Pada sisi yang lain, maksud dan tekad dari pengambil kebijakan untuk menggunakan upaya represif dengan pendekatan preventif dalam pemberantasan TPPO, tidak didukung dengan kapasitas legal drafting (penyusunan produk hukum) yang memadai. Hal ini dapat dibuktikan dengan mencermati secara cerdas konstruksi hukum dari rumusan delik yang terdapat dalam Pasal 11 UUPTPPO.

Dilihat dari aspek teknis pembentukan peraturan perundang-undangan, Pasal 11 UUPTPPO adalah wujud dari bentuk kriminalisasi yang tidak sempurna (uncomplete criminalization). Alasannya, Pasal 11 UUPTPPO hanya memuat sanksi pidana yang dapat dijatuhkan (strafmaat dan strafsoort), itupun dengan merujuk pada sanksi pidana yang ada dalam rumusan tindak pidana dari Pasal 2, Pasal 3, Pasal 4, Pasal 5, dan Pasal 6, tanpa memberikan rumusan unsur-unsur perbuatan yang dilarangnya (strafbaar).

Hasil kriminalisasi yang tidak sempurna (uncomplete criminalization), bisa juga dilihat dari aspek substansi Pasal 11 UUPTPPO yang hanya melarang dan mengancam dengan pidana bagi setiap orang (orang perseorangan atau korporasi) yang melakukan percobaan TPPO’ dan ‘permufakatan jahat TPPO’, tanpa menguraikan bagaimana cara melakukannya (strafmodus). Bahkan, tidak terdapat penjelasan lebih lanjut mengenai maknanya, tentang apa yang dimaksud dengan perbuatan-perbuatan atau istilah-istilah tersebut. Seolah-olah unsur beserta makna dari perbuatan-perbuatan atau istilah-istilah tersebut telah jelas, tegas dan sempurna.

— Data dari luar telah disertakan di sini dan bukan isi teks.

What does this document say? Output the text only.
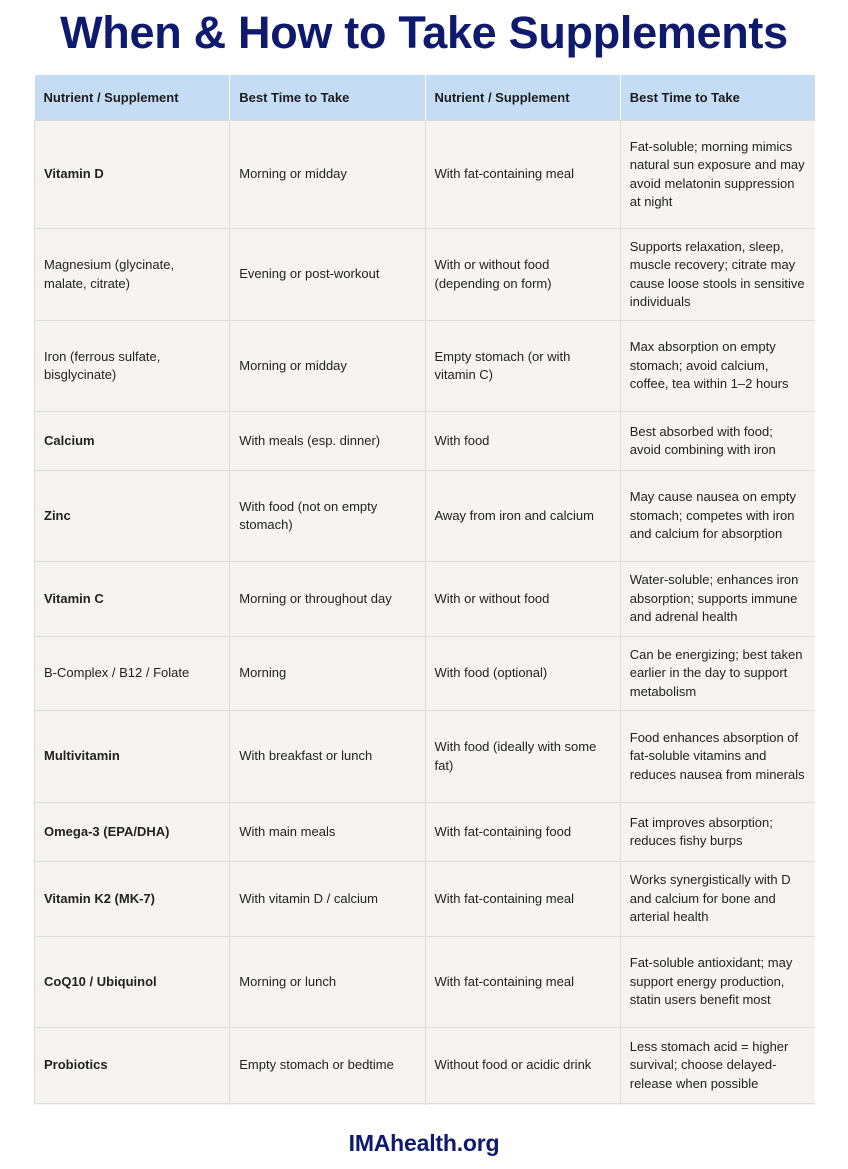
When & How to Take Supplements
Nutrient / Supplement	Best Time to Take	Nutrient / Supplement	Best Time to Take
Vitamin D	Morning or midday	With fat-containing meal	Fat-soluble; morning mimics natural sun exposure and may avoid melatonin suppression at night
Magnesium (glycinate, malate, citrate)	Evening or post-workout	With or without food (depending on form)	Supports relaxation, sleep, muscle recovery; citrate may cause loose stools in sensitive individuals
Iron (ferrous sulfate, bisglycinate)	Morning or midday	Empty stomach (or with vitamin C)	Max absorption on empty stomach; avoid calcium, coffee, tea within 1–2 hours
Calcium	With meals (esp. dinner)	With food	Best absorbed with food; avoid combining with iron
Zinc	With food (not on empty stomach)	Away from iron and calcium	May cause nausea on empty stomach; competes with iron and calcium for absorption
Vitamin C	Morning or throughout day	With or without food	Water-soluble; enhances iron absorption; supports immune and adrenal health
B-Complex / B12 / Folate	Morning	With food (optional)	Can be energizing; best taken earlier in the day to support metabolism
Multivitamin	With breakfast or lunch	With food (ideally with some fat)	Food enhances absorption of fat-soluble vitamins and reduces nausea from minerals
Omega-3 (EPA/DHA)	With main meals	With fat-containing food	Fat improves absorption; reduces fishy burps
Vitamin K2 (MK-7)	With vitamin D / calcium	With fat-containing meal	Works synergistically with D and calcium for bone and arterial health
CoQ10 / Ubiquinol	Morning or lunch	With fat-containing meal	Fat-soluble antioxidant; may support energy production, statin users benefit most
Probiotics	Empty stomach or bedtime	Without food or acidic drink	Less stomach acid = higher survival; choose delayed-release when possible

IMAhealth.org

Konsekuensi dari rumusan norma permufakatan jahat dalam Pasal 11 UUPTPPO yang tidak jelas secara tertulis, tidak tegas batas-batasnya dan tidak jelas maksudnya, akan berdampak pada saat implementasi terutama dalam kerja-kerja penegakan hukum. Menurut Chairul Huda (2016), fakta yang demikian otomatis akan berakibat juga pada tidak terjaminnya kepastian hukum karena multi tafsir.

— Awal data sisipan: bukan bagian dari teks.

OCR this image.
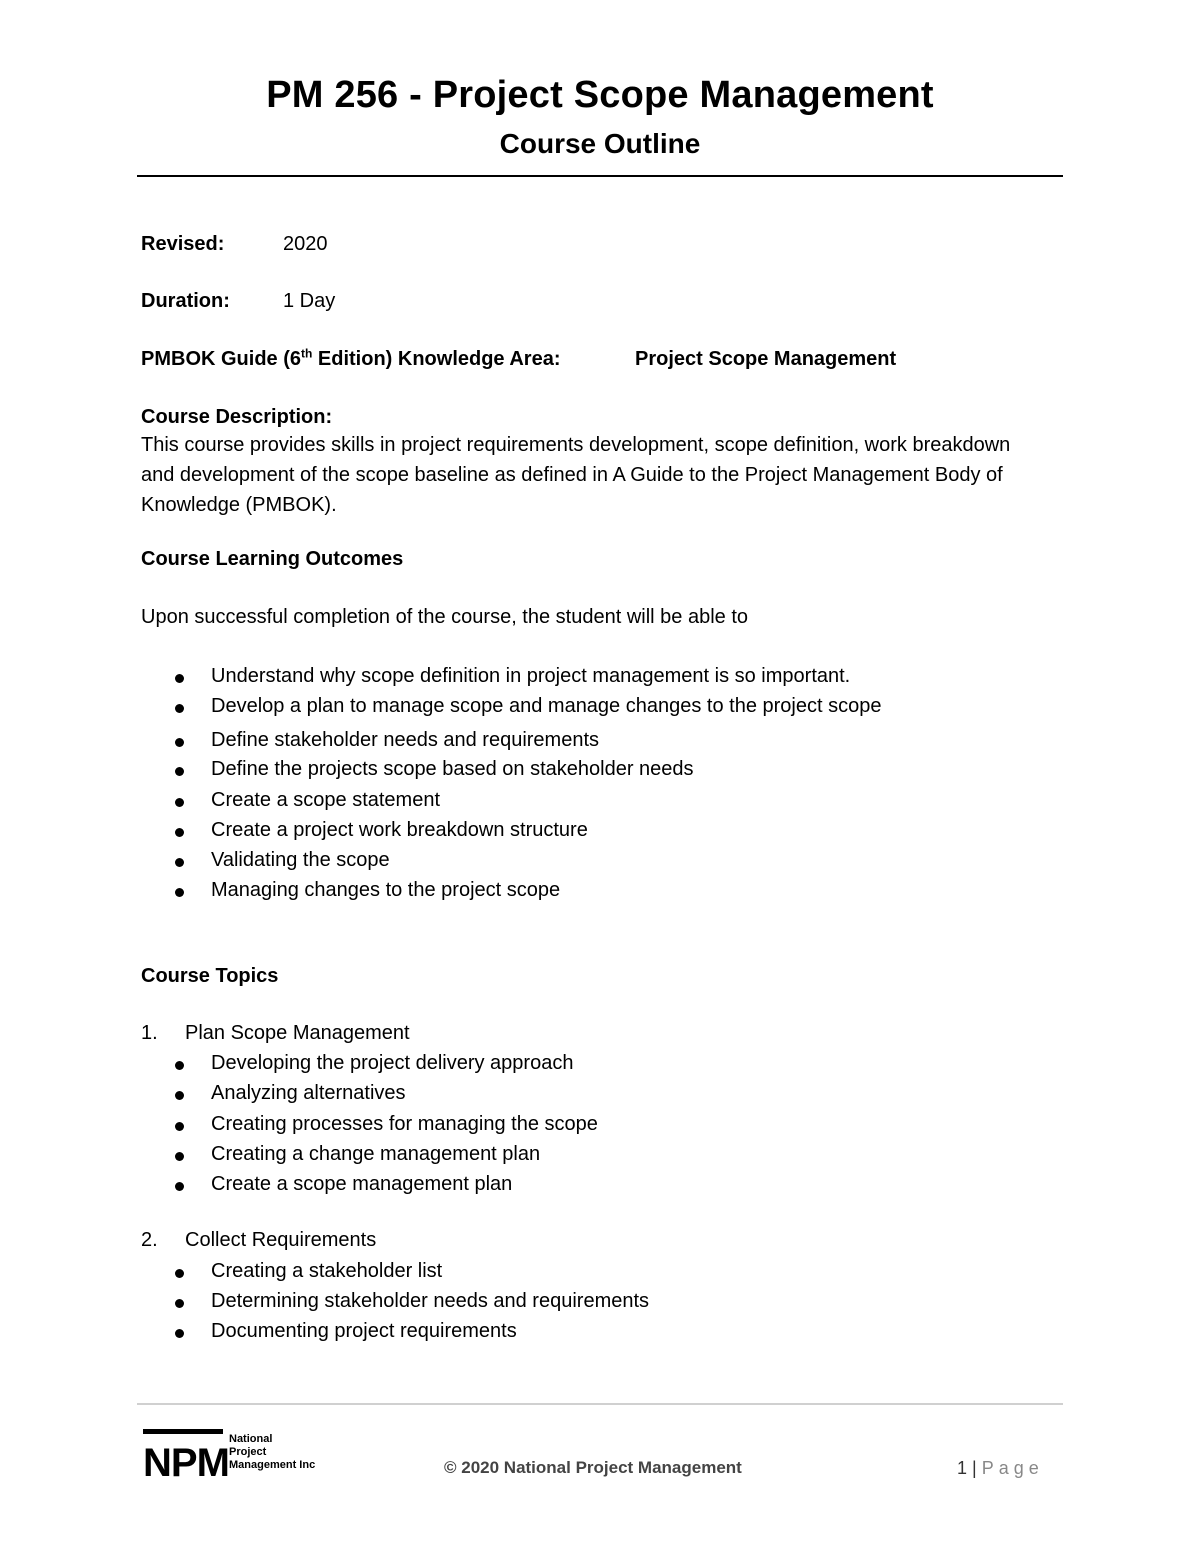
PM 256 - Project Scope Management
Course Outline
Revised:	2020
Duration:	1 Day
PMBOK Guide (6th Edition) Knowledge Area:	Project Scope Management
Course Description:
This course provides skills in project requirements development, scope definition, work breakdown and development of the scope baseline as defined in A Guide to the Project Management Body of Knowledge (PMBOK).
Course Learning Outcomes
Upon successful completion of the course, the student will be able to
Understand why scope definition in project management is so important.
Develop a plan to manage scope and manage changes to the project scope
Define stakeholder needs and requirements
Define the projects scope based on stakeholder needs
Create a scope statement
Create a project work breakdown structure
Validating the scope
Managing changes to the project scope
Course Topics
1. Plan Scope Management
Developing the project delivery approach
Analyzing alternatives
Creating processes for managing the scope
Creating a change management plan
Create a scope management plan
2. Collect Requirements
Creating a stakeholder list
Determining stakeholder needs and requirements
Documenting project requirements
NPM
National
Project
Management Inc	© 2020 National Project Management	1 | Page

Mengingat bahwa norma permufakatan jahat yang terdapat dalam Pasal 11 UUPTPPO adalah norma yang samar (vaagennorm) pengertiannya, maka Pasal 88 Kitab Undang-Undang Hukum Pidana (KUHPidana) dapat dijadikan rujukan dalam implementasi atau kerja-kerja penegakan hukum karena secara otentik telah merumuskan pengertian dari permufakatan jahat. Pembenaran lain terkait Pasal 88 KUHPidana dapat dijadikan rujukan untuk memaknai istilah ‘permufakatan jahat’ yang terdapat dalam Pasal 11 UUPTPPO adalah UUPTPPO merupakan kekhususan dari KUHPidana.

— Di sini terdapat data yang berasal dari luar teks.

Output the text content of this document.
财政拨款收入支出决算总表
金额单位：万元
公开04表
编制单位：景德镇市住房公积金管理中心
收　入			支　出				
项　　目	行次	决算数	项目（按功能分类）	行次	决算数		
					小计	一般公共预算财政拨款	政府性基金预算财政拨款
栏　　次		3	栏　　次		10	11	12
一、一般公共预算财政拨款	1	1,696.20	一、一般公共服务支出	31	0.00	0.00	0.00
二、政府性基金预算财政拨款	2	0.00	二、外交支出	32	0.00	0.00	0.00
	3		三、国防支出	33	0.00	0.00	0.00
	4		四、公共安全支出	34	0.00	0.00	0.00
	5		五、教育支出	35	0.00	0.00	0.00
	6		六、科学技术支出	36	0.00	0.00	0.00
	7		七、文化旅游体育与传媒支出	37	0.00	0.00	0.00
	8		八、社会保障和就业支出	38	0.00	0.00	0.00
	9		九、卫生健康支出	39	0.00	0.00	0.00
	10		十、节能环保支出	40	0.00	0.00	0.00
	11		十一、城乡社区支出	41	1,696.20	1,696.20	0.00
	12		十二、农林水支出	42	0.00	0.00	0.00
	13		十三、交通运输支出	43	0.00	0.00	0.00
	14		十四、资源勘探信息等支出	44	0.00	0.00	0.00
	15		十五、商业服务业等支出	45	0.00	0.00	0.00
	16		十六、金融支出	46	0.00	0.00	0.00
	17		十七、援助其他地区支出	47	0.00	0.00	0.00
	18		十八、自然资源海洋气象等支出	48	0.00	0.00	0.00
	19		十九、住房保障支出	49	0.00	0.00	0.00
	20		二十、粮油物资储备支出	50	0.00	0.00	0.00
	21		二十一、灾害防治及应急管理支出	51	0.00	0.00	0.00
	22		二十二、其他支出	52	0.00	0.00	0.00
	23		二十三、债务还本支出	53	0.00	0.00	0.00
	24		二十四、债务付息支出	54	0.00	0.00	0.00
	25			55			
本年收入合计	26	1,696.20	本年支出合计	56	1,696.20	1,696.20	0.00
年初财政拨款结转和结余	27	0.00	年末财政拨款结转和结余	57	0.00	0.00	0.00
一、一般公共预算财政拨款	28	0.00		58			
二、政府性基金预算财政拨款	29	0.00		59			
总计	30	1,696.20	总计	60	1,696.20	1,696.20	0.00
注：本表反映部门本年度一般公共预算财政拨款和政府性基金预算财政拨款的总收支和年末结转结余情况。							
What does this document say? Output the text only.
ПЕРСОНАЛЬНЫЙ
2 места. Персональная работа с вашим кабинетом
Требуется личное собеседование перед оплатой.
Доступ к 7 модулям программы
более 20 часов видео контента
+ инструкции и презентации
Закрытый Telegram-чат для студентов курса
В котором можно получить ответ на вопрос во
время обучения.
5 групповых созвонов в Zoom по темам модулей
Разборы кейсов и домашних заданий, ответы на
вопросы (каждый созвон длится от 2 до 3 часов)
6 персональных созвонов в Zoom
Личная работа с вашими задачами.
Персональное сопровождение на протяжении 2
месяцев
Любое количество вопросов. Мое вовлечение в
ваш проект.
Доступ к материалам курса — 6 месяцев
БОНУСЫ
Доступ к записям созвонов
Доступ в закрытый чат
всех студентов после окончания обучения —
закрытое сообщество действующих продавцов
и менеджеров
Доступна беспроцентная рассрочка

Pasal 88 KUHPidana pada intinya menguraikan bahwa suatu tindak pidana permufakatan jahat dikatakan ada, apabila dua orang atau lebih telah sepakat akan melakukan kejahatan. Unsur-unsur yang terdapat dalam rumusan permufakatan jahat pada Pasal 88 KUHPidana, yaitu: Unsur Pertama, adanya dua orang atau lebih (pelakunya). Unsur pelaku dalam permufakatan jahat merupakan suatu perkecualian dari dari sistem hukum pidana Indonesia, karena pelaku adalah dua orang atau lebih, bukan satu orang seperti yang terdapat dalam setiap rumusan tindak pidana pada KUHPidana maupun UUPTPPO.

Dalam disiplin ilmu hukum pidana, istilah dua orang atau lebih’ tidak lagi termasuk pengertian dader (pelaku) dalam rumusan tindak pidana, akan tetapi menjadi atau merupakan pengertian lain yang terdapat dalam ajaran penyertaan (deelneming) maupun konsep pembantuan (medeplichtigheid) sebagaimana yang diatur dalam Pasal 55 KUHPidana, Pasal 56 KUHPidana, Pasal 10 UUPTPPO dan Pasal 23 UUPTPPO.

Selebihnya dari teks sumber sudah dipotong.